Breakfast. Being honest, not something I eat a lot of. I generally don’t get hungry until I’ve been up an hour or so, and by that time I’m normally on the way to work. On holiday, or when not at work, however, I do try and get something special on the go for ‘Brunch’.

There’s something inherently decadent about most things you would cook for Brunch – noticed that? A personal favourite is Scrambled Eggs on a toasted Bagel, made with cream and butter, stirred through until just-so and then topped with layers of sweet, smoky Salmon. Simple, fortifying and probably incredibly bad for you. Toast. Butter. Black Pudding. Bacon-Bacon. Sausage. All these things are not the cardiologist’s friend. It’s never really going to be health-food. Nope, Brunch is all about fat. Which normally equals, as we all know, flavour.

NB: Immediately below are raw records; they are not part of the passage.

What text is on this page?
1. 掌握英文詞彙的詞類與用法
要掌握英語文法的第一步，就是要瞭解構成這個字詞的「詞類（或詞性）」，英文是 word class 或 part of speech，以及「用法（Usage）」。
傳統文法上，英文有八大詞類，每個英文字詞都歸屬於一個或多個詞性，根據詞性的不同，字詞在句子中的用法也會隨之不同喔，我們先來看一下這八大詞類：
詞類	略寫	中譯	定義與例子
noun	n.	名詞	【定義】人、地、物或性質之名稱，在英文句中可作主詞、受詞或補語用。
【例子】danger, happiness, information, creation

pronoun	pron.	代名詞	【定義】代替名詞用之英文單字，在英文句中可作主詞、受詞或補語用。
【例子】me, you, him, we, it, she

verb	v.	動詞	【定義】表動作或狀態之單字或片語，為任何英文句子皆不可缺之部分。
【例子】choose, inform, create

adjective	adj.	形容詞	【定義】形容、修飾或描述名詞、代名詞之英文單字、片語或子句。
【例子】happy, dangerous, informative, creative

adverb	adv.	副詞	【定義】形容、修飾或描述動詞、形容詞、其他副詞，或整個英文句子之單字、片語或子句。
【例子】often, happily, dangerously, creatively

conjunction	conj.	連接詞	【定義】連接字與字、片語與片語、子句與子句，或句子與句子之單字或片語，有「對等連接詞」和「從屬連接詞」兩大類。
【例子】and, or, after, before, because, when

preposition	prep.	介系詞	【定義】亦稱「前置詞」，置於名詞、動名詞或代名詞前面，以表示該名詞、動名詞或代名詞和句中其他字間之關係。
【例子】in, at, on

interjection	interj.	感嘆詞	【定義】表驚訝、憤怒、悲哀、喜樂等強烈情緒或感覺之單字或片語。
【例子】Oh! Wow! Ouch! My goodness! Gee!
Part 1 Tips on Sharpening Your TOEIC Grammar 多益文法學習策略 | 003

My tastebuds, however, flick two fingers up at my waistline and heart when Brunch is on the go. So it’s a return to familiar, comforting flavours this lunchtime. A tubby, rotund Cep-like Mushroom, sliced thickly and sauteed in butter; with only the merest lick of Olive Oil to stop burning. Wedges of The Blue Pig’s Black Pudding, now officially my brand of choice. The nuggets of pig-fat that stud it are just meaty, chewy Haribo-pork goodness, and when sauteed in the same pan you get crispy, crunchy exterior – and moist, delicately – spiced interior.


Stack them on top of warmed Ciabatta – or Toast – and you’ve got a massive, massive flavour-bomb of a lunch. (We’ve eaten late; it is lunch but just feels like Brunch). A pint of Bowland’s Headless Peg (4.5%abv) joins proceedings; dark-amber with a serious red streak, there’s gentle fudge and toffee-sweetness in the body, with some raisin and black pepper (take note, Pepe Nero!) rounding things off with a hint of earthy spice. A surprisingly flavourful beer, it’s perfect with the rich, subtly herbed notes of the Black Pudding and Mushroom.